Not teaching the Old School New School tricks
Just over two weeks after I wrote in my second-ever blog entry Old School, New School that deputy Minister of Finance Stanislaw Gomulka fits the current government like a square peg in round holes, he is out, ousted from his job for the very reasons named. I'll try to be more careful when I write about ministers in the future.
To recall: Gomulka was omnipresent in the press, talking passionately of deep reform projects and admitting openly what social groups would have to pay a price for their realization. Compare PM Donald Tusk of the liberal party PO, one of the first Polish politicians to break from Poland’s long-running tradition of high-drama politics. Tusk was elected on vague promises and style points. Journalists are suffering severe withdrawal. (Voters relief, polls note).

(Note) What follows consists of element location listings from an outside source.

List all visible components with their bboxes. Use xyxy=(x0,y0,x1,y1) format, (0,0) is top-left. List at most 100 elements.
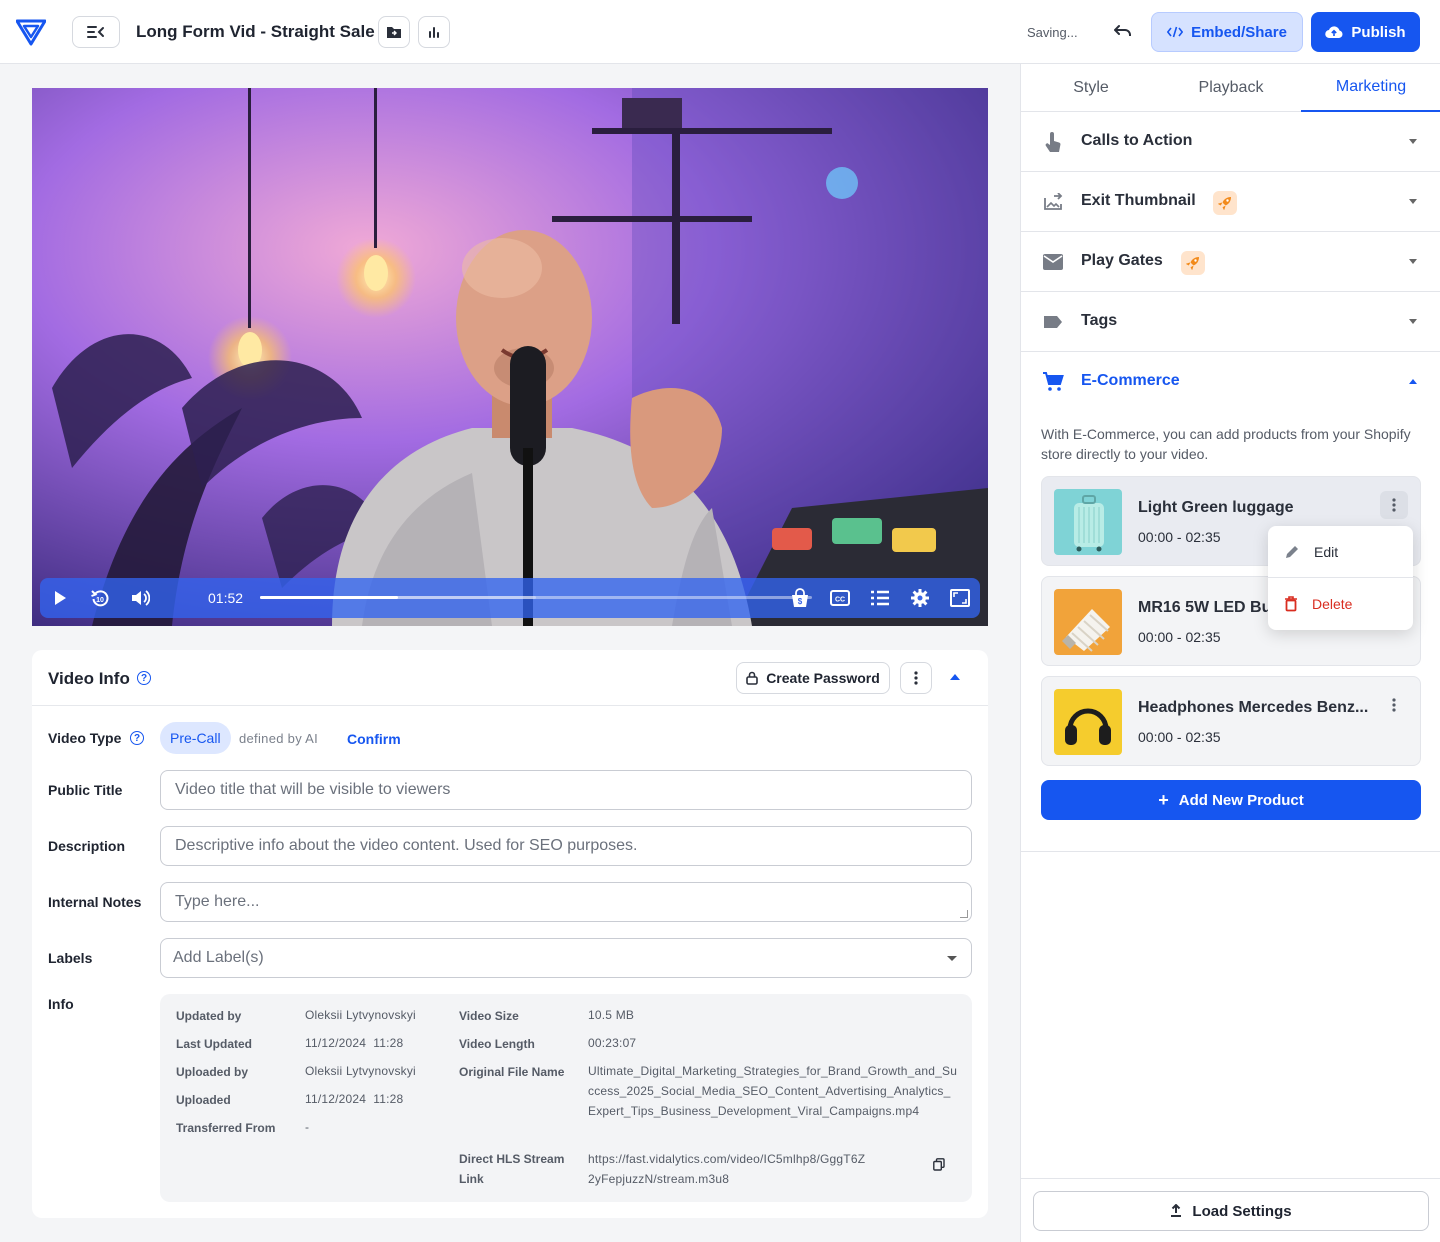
description-input[interactable]: Descriptive info about the video content… xyxy=(160,826,972,866)
product-context-menu: Edit Delete xyxy=(1268,526,1413,630)
tab-marketing[interactable]: Marketing xyxy=(1301,64,1440,112)
hls-link[interactable]: https://fast.vidalytics.com/video/IC5mlh… xyxy=(588,1149,868,1189)
info-panel: Updated by Oleksii Lytvynovskyi Last Upd… xyxy=(160,994,972,1202)
internal-notes-textarea[interactable]: Type here... xyxy=(160,882,972,922)
info-value: Oleksii Lytvynovskyi xyxy=(305,1064,416,1078)
info-key: Video Length xyxy=(459,1037,535,1051)
video-info-header: Video Info ? Create Password xyxy=(32,650,988,706)
exit-thumbnail-label: Exit Thumbnail xyxy=(1081,192,1196,209)
lock-icon xyxy=(746,671,758,685)
internal-notes-label: Internal Notes xyxy=(48,894,142,910)
trash-icon xyxy=(1285,596,1297,612)
shopping-cart-icon xyxy=(1041,370,1065,394)
product-card[interactable]: Headphones Mercedes Benz... 00:00 - 02:3… xyxy=(1041,676,1421,766)
labels-placeholder: Add Label(s) xyxy=(173,949,264,966)
rocket-pro-icon xyxy=(1213,191,1237,215)
info-key: Uploaded xyxy=(176,1093,231,1107)
play-icon[interactable] xyxy=(48,586,72,610)
progress-bar[interactable] xyxy=(260,596,812,599)
copy-icon[interactable] xyxy=(933,1158,945,1176)
product-menu-button[interactable] xyxy=(1380,491,1408,519)
product-name: MR16 5W LED Bu xyxy=(1138,599,1272,616)
load-settings-button[interactable]: Load Settings xyxy=(1033,1191,1429,1231)
vidalytics-logo[interactable] xyxy=(15,18,47,46)
load-settings-label: Load Settings xyxy=(1192,1202,1292,1220)
defined-by-ai-text: defined by AI xyxy=(239,731,319,746)
help-icon[interactable]: ? xyxy=(137,671,151,685)
embed-share-button[interactable]: Embed/Share xyxy=(1151,12,1303,52)
labels-select[interactable]: Add Label(s) xyxy=(160,938,972,978)
volume-icon[interactable] xyxy=(128,586,152,610)
svg-text:$: $ xyxy=(798,597,803,606)
chapters-list-icon[interactable] xyxy=(868,586,892,610)
rewind-10-icon[interactable]: 10 xyxy=(88,586,112,610)
fullscreen-icon[interactable] xyxy=(948,586,972,610)
play-gates-label: Play Gates xyxy=(1081,252,1163,269)
more-options-button[interactable] xyxy=(900,662,932,694)
section-divider xyxy=(1021,851,1440,852)
touch-pointer-icon xyxy=(1041,130,1065,154)
save-status: Saving... xyxy=(1027,25,1078,40)
info-key: Video Size xyxy=(459,1009,519,1023)
settings-gear-icon[interactable] xyxy=(908,586,932,610)
product-menu-button[interactable] xyxy=(1380,691,1408,719)
menu-item-edit[interactable]: Edit xyxy=(1268,526,1413,578)
code-icon xyxy=(1167,26,1184,38)
bar-chart-icon xyxy=(429,27,439,38)
publish-button[interactable]: Publish xyxy=(1311,12,1420,52)
rocket-pro-icon xyxy=(1181,251,1205,275)
svg-text:CC: CC xyxy=(835,597,845,604)
accordion-e-commerce[interactable]: E-Commerce xyxy=(1021,352,1440,412)
delete-label: Delete xyxy=(1312,596,1353,612)
product-time-range: 00:00 - 02:35 xyxy=(1138,729,1221,745)
load-settings-bar: Load Settings xyxy=(1021,1178,1440,1242)
tag-icon xyxy=(1041,310,1065,334)
pencil-icon xyxy=(1286,545,1298,558)
confirm-button[interactable]: Confirm xyxy=(347,731,401,747)
top-bar: Long Form Vid - Straight Sale Saving... … xyxy=(0,0,1440,64)
accordion-play-gates[interactable]: Play Gates xyxy=(1021,232,1440,292)
collapse-caret-icon[interactable] xyxy=(950,674,960,680)
chevron-down-icon xyxy=(1409,319,1417,324)
info-key: Last Updated xyxy=(176,1037,253,1051)
create-password-button[interactable]: Create Password xyxy=(736,662,890,694)
menu-item-delete[interactable]: Delete xyxy=(1268,578,1413,630)
svg-text:10: 10 xyxy=(96,597,104,604)
add-new-product-button[interactable]: + Add New Product xyxy=(1041,780,1421,820)
plus-icon: + xyxy=(1158,790,1169,810)
resize-handle[interactable] xyxy=(960,910,968,918)
kebab-icon xyxy=(1392,698,1396,712)
shopping-bag-icon[interactable]: $ xyxy=(788,586,812,610)
collapse-icon xyxy=(87,26,104,38)
dropdown-caret-icon xyxy=(947,956,957,961)
player-controls: 10 01:52 $ CC xyxy=(40,578,980,618)
exit-thumbnail-icon xyxy=(1041,190,1065,214)
internal-notes-placeholder: Type here... xyxy=(175,893,260,910)
analytics-button[interactable] xyxy=(418,16,450,48)
info-value: 00:23:07 xyxy=(588,1036,637,1050)
calls-to-action-label: Calls to Action xyxy=(1081,132,1193,149)
progress-played xyxy=(260,596,398,599)
closed-captions-icon[interactable]: CC xyxy=(828,586,852,610)
video-type-chip[interactable]: Pre-Call xyxy=(160,722,231,754)
public-title-input[interactable]: Video title that will be visible to view… xyxy=(160,770,972,810)
undo-button[interactable] xyxy=(1112,20,1134,42)
accordion-exit-thumbnail[interactable]: Exit Thumbnail xyxy=(1021,172,1440,232)
video-type-help-icon[interactable]: ? xyxy=(130,731,144,745)
tab-style[interactable]: Style xyxy=(1021,64,1161,112)
accordion-calls-to-action[interactable]: Calls to Action xyxy=(1021,112,1440,172)
upload-icon xyxy=(1171,1204,1182,1217)
product-thumbnail xyxy=(1054,589,1122,655)
e-commerce-label: E-Commerce xyxy=(1081,372,1180,389)
kebab-icon xyxy=(1392,498,1396,512)
product-time-range: 00:00 - 02:35 xyxy=(1138,629,1221,645)
move-to-folder-button[interactable] xyxy=(378,16,410,48)
accordion-tags[interactable]: Tags xyxy=(1021,292,1440,352)
tab-playback[interactable]: Playback xyxy=(1161,64,1301,112)
video-player[interactable] xyxy=(32,88,988,626)
current-time: 01:52 xyxy=(208,590,244,606)
video-title[interactable]: Long Form Vid - Straight Sale xyxy=(136,22,375,42)
collapse-sidebar-button[interactable] xyxy=(72,16,120,48)
info-key: Updated by xyxy=(176,1009,242,1023)
undo-icon xyxy=(1114,25,1131,36)
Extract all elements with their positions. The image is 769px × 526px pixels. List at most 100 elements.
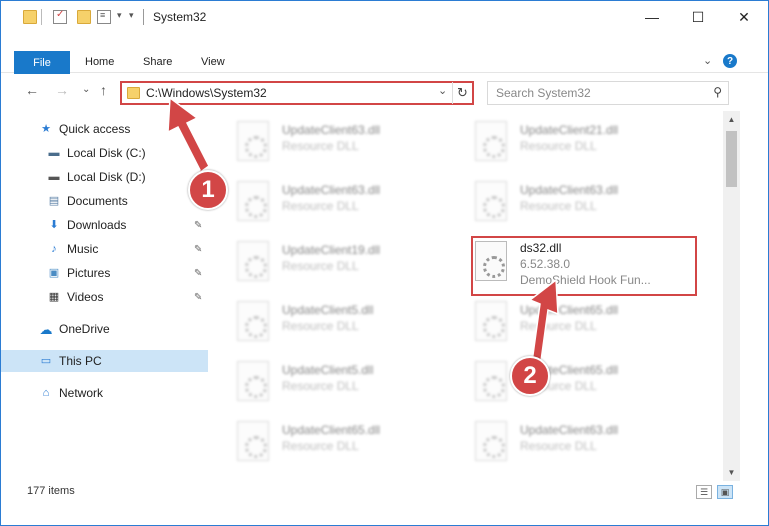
- sidebar-item-onedrive[interactable]: ☁ OneDrive: [1, 318, 208, 340]
- list-item[interactable]: UpdateClient19.dll Resource DLL: [209, 231, 429, 283]
- minimize-button[interactable]: —: [629, 1, 675, 33]
- pin-icon[interactable]: ✎: [194, 292, 202, 303]
- sidebar-item-this-pc[interactable]: ▭ This PC: [1, 350, 208, 372]
- divider: [41, 9, 42, 25]
- music-icon: ♪: [51, 242, 57, 255]
- details-view-icon[interactable]: ☰: [696, 485, 712, 499]
- pin-icon[interactable]: ✎: [194, 220, 202, 231]
- file-name: UpdateClient5.dll: [282, 363, 374, 377]
- sidebar-item-local-disk-c[interactable]: ▬ Local Disk (C:): [1, 142, 208, 164]
- sidebar-item-label: Music: [67, 242, 99, 256]
- list-item[interactable]: UpdateClient65.dll Resource DLL: [447, 291, 667, 343]
- file-type: Resource DLL: [282, 439, 359, 453]
- downloads-icon: ⬇: [49, 218, 59, 231]
- search-input[interactable]: Search System32 ⚲: [487, 81, 729, 105]
- file-name: UpdateClient63.dll: [520, 423, 619, 437]
- list-item[interactable]: UpdateClient21.dll Resource DLL: [447, 111, 667, 163]
- file-type: Resource DLL: [520, 439, 597, 453]
- file-name: UpdateClient63.dll: [520, 183, 619, 197]
- sidebar-item-downloads[interactable]: ⬇ Downloads ✎: [1, 214, 208, 236]
- file-type: Resource DLL: [282, 319, 359, 333]
- computer-icon: ▭: [40, 354, 52, 367]
- file-name: UpdateClient21.dll: [520, 123, 619, 137]
- file-name: UpdateClient19.dll: [282, 243, 381, 257]
- divider: [143, 9, 144, 25]
- folder-icon: [23, 10, 37, 24]
- tab-view[interactable]: View: [201, 56, 225, 68]
- sidebar-item-documents[interactable]: ▤ Documents ✎: [1, 190, 208, 212]
- file-name: UpdateClient63.dll: [282, 123, 381, 137]
- step-badge-2: 2: [510, 356, 550, 396]
- file-tab[interactable]: File: [14, 51, 70, 74]
- list-item[interactable]: UpdateClient63.dll Resource DLL: [447, 171, 667, 223]
- sidebar-item-quick-access[interactable]: ★ Quick access: [1, 118, 208, 140]
- sidebar-item-label: Quick access: [59, 122, 131, 136]
- drive-icon: ▬: [48, 146, 60, 159]
- network-icon: ⌂: [42, 386, 50, 399]
- forward-icon[interactable]: →: [55, 82, 69, 98]
- sidebar-item-network[interactable]: ⌂ Network: [1, 382, 208, 404]
- address-dropdown-icon[interactable]: ⌄: [438, 84, 447, 97]
- explorer-window: ✓ ≡ ▾ ▾ System32 — ☐ ✕ File Home Share V…: [0, 0, 769, 526]
- file-type: Resource DLL: [282, 259, 359, 273]
- file-name: UpdateClient65.dll: [282, 423, 381, 437]
- navigation-pane: ★ Quick access ▬ Local Disk (C:) ▬ Local…: [1, 111, 208, 481]
- dll-file-icon: [475, 421, 507, 461]
- scroll-up-icon[interactable]: ▲: [723, 111, 740, 128]
- sidebar-item-label: OneDrive: [59, 322, 110, 336]
- documents-icon: ▤: [48, 194, 60, 207]
- highlight-box-file: [471, 236, 697, 296]
- refresh-button[interactable]: ↻: [452, 82, 472, 104]
- sidebar-item-label: Documents: [67, 194, 128, 208]
- close-button[interactable]: ✕: [721, 1, 767, 33]
- scroll-down-icon[interactable]: ▼: [723, 464, 740, 481]
- dll-file-icon: [237, 301, 269, 341]
- sidebar-item-music[interactable]: ♪ Music ✎: [1, 238, 208, 260]
- videos-icon: ▦: [48, 290, 60, 303]
- properties-icon[interactable]: ✓: [53, 9, 67, 24]
- qa-customize-icon[interactable]: ▾: [129, 10, 134, 21]
- sidebar-item-label: Videos: [67, 290, 104, 304]
- vertical-scrollbar[interactable]: ▲ ▼: [723, 111, 740, 481]
- customize-icon[interactable]: ≡: [97, 10, 111, 24]
- tab-home[interactable]: Home: [85, 56, 114, 68]
- address-text[interactable]: C:\Windows\System32: [146, 86, 267, 100]
- sidebar-item-local-disk-d[interactable]: ▬ Local Disk (D:): [1, 166, 208, 188]
- sidebar-item-label: Local Disk (D:): [67, 170, 146, 184]
- sidebar-item-videos[interactable]: ▦ Videos ✎: [1, 286, 208, 308]
- sidebar-item-label: Downloads: [67, 218, 127, 232]
- item-count: 177 items: [27, 485, 75, 497]
- list-item[interactable]: UpdateClient5.dll Resource DLL: [209, 351, 429, 403]
- file-type: Resource DLL: [282, 379, 359, 393]
- sidebar-item-pictures[interactable]: ▣ Pictures ✎: [1, 262, 208, 284]
- navigation-bar: ← → ⌄ ↑ C:\Windows\System32 ⌄ ↻ Search S…: [1, 73, 768, 111]
- tiles-view-icon[interactable]: ▣: [717, 485, 733, 499]
- dll-file-icon: [237, 421, 269, 461]
- recent-locations-icon[interactable]: ⌄: [82, 84, 90, 95]
- list-item[interactable]: UpdateClient65.dll Resource DLL: [209, 411, 429, 463]
- sidebar-item-label: Local Disk (C:): [67, 146, 146, 160]
- scroll-thumb[interactable]: [726, 131, 737, 187]
- help-icon[interactable]: ?: [723, 54, 737, 68]
- pin-icon[interactable]: ✎: [194, 244, 202, 255]
- maximize-button[interactable]: ☐: [675, 1, 721, 33]
- list-item[interactable]: UpdateClient63.dll Resource DLL: [209, 111, 429, 163]
- list-item[interactable]: UpdateClient5.dll Resource DLL: [209, 291, 429, 343]
- dll-file-icon: [237, 241, 269, 281]
- up-icon[interactable]: ↑: [100, 82, 107, 98]
- folder-icon: [127, 87, 140, 99]
- list-item[interactable]: UpdateClient63.dll Resource DLL: [209, 171, 429, 223]
- search-icon[interactable]: ⚲: [713, 85, 722, 99]
- back-icon[interactable]: ←: [25, 82, 39, 98]
- new-folder-icon[interactable]: [77, 10, 91, 24]
- ribbon-expand-icon[interactable]: ⌄: [703, 54, 712, 67]
- pin-icon[interactable]: ✎: [194, 268, 202, 279]
- tab-share[interactable]: Share: [143, 56, 172, 68]
- list-item[interactable]: UpdateClient63.dll Resource DLL: [447, 411, 667, 463]
- qa-dropdown-icon[interactable]: ▾: [117, 10, 122, 21]
- dll-file-icon: [475, 121, 507, 161]
- list-item[interactable]: UpdateClient65.dll Resource DLL: [447, 351, 667, 403]
- address-bar[interactable]: C:\Windows\System32 ⌄ ↻: [120, 81, 474, 105]
- file-name: UpdateClient5.dll: [282, 303, 374, 317]
- status-bar: 177 items ☰ ▣: [1, 481, 768, 525]
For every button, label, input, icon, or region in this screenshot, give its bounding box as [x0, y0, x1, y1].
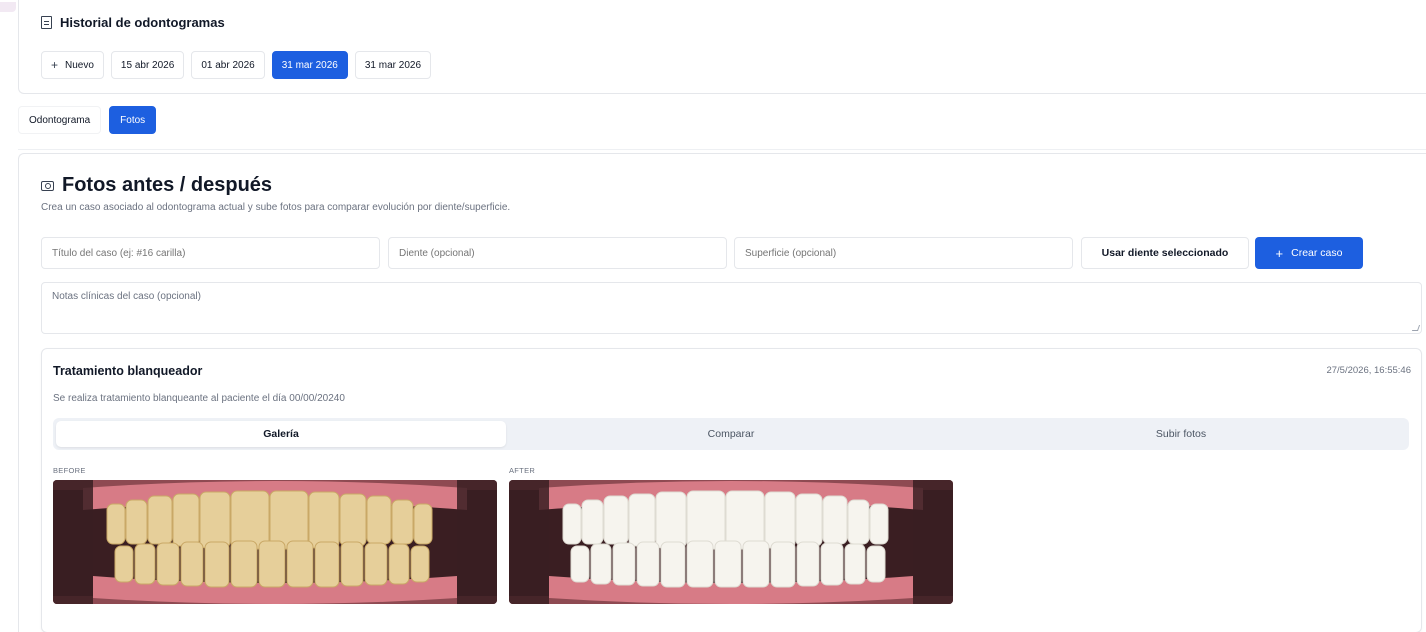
history-date-chip-active[interactable]: 31 mar 2026: [271, 51, 348, 79]
history-chips: + Nuevo 15 abr 2026 01 abr 2026 31 mar 2…: [41, 51, 432, 79]
before-label: BEFORE: [53, 466, 86, 475]
new-odontogram-button[interactable]: + Nuevo: [41, 51, 104, 79]
create-case-label: Crear caso: [1291, 247, 1343, 259]
notes-placeholder: Notas clínicas del caso (opcional): [52, 291, 201, 302]
photos-subtitle: Crea un caso asociado al odontograma act…: [41, 202, 511, 213]
before-teeth-image: [53, 480, 497, 604]
photos-title: Fotos antes / después: [62, 174, 273, 196]
create-case-button[interactable]: + Crear caso: [1255, 237, 1363, 269]
case-card: Tratamiento blanqueador 27/5/2026, 16:55…: [41, 348, 1422, 632]
case-notes-textarea[interactable]: Notas clínicas del caso (opcional): [41, 282, 1422, 334]
after-teeth-image: [509, 480, 953, 604]
rail-marker: [0, 2, 16, 12]
after-label: AFTER: [509, 466, 536, 475]
new-odontogram-label: Nuevo: [65, 59, 94, 71]
tab-fotos[interactable]: Fotos: [109, 106, 157, 134]
camera-icon: [41, 180, 54, 191]
tab-subir-fotos[interactable]: Subir fotos: [956, 421, 1406, 447]
plus-icon: +: [51, 58, 59, 72]
history-date-chip[interactable]: 15 abr 2026: [110, 51, 185, 79]
history-title: Historial de odontogramas: [60, 15, 225, 30]
tab-galeria[interactable]: Galería: [56, 421, 506, 447]
case-title-input[interactable]: [41, 237, 380, 269]
use-selected-tooth-button[interactable]: Usar diente seleccionado: [1081, 237, 1249, 269]
history-header: Historial de odontogramas: [41, 15, 225, 30]
section-divider: [18, 149, 1426, 150]
tab-odontograma[interactable]: Odontograma: [18, 106, 102, 134]
odontogram-history-card: Historial de odontogramas + Nuevo 15 abr…: [18, 0, 1426, 94]
plus-icon: +: [1275, 245, 1284, 261]
after-photo[interactable]: [509, 480, 953, 604]
view-tabs: Odontograma Fotos: [18, 106, 157, 134]
history-date-chip[interactable]: 01 abr 2026: [191, 51, 265, 79]
photos-panel: Fotos antes / después Crea un caso asoci…: [18, 153, 1426, 632]
case-description: Se realiza tratamiento blanqueante al pa…: [53, 393, 345, 404]
before-photo[interactable]: [53, 480, 497, 604]
case-title: Tratamiento blanqueador: [53, 364, 203, 378]
case-view-tabs: Galería Comparar Subir fotos: [53, 418, 1409, 450]
document-icon: [41, 16, 52, 29]
history-date-chip[interactable]: 31 mar 2026: [354, 51, 432, 79]
photos-header: Fotos antes / después: [41, 174, 272, 197]
tab-comparar[interactable]: Comparar: [506, 421, 956, 447]
tooth-input[interactable]: [388, 237, 727, 269]
resize-grip-icon[interactable]: [1411, 325, 1421, 331]
case-timestamp: 27/5/2026, 16:55:46: [1326, 365, 1411, 376]
surface-input[interactable]: [734, 237, 1073, 269]
left-rail: [0, 0, 18, 632]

Here is Finance Minister Jan Rostowski's version of events for the daily Rzeczpospolita on Monday (April 21).
"Unfortunately, after several inopportune public comments I ordered Gomulka to not speak to the press. It seems, however, that the professor (Gomulka) is in greater need of media contact than of constructive work in the ministry. Everyone has the right to choose what they prefer."
If media exposure is what Gomulka prefers, he sure got it once leaving office and coming out from under that ill-fated media ban. Immediately after his resignation, he vowed not to discuss it in the press, citing ‘western standards’ that a resignation letter belong to its addressee. Within a day he was talking in cryptic terms about his departure. By Monday, we could all hear outright bashing of his former colleagues.
On a side note, I particularly like Rostowski's relations with the press. He has almost none. Not the loquacious revolutionary visionary, Rostowski is one of the only politicians in Poland that cannot be misquoted by the drama-starved media corps. Rostowski has said far too little to be misquoted. In effect, and in contrast o purebred Polish politicians, he limits himself to his message. The media flocks in droves when it is known he will speak somewhere, he issues his one sentence, he leaves the room. As a non-contributor to political drama, he is disliked by many journalists. One of a kind.
In the media (or for the media) the Gomulka departure has provided a long-sought release. While not nearly as lurid as the coalition crises of the prior government, the flow of texts detailing the "real reasons" for the departure was fast and furious.
A respected London School of Economics professor ousted from his post doesn't provide quite as much appeal as, say, a deputy PM arrested for corruption in a sting said to be organized illegally by the PM himself (such were the accusations floating around under the former regime), but you take what you can get.
On the opinion pages, a similar element was striking. Many of the very publications that made a living taking down the prior government when its officials took a strong public stand, now lamented the loss of the government's only 'ambitious, honorable visionary' etc. etc.
If Polish politics follows recent patterns, Gomulka will receive an offer to work think-tank style for the opposition and former governing party Law & Justice (PiS) which has filled many a program gap by hiring disillusioned departees from the now-governing party. While I have my doubts that the LSE professor with a strong pedigree for reforms would toy with a presently-troubled party with a history tinted with populism, the man has shown a strong penchant for visibility of late.
The path trod by the likes of former PiS Finance Minister (and one-time PO co-leader) Zyta Gilowska or former PiS Health Minister (and one-time PO notable) Zbigniew Religa is well worn.
And, Tusk or Rostowski efforts aside, high-drama doesn’t take a final curtain call quietly.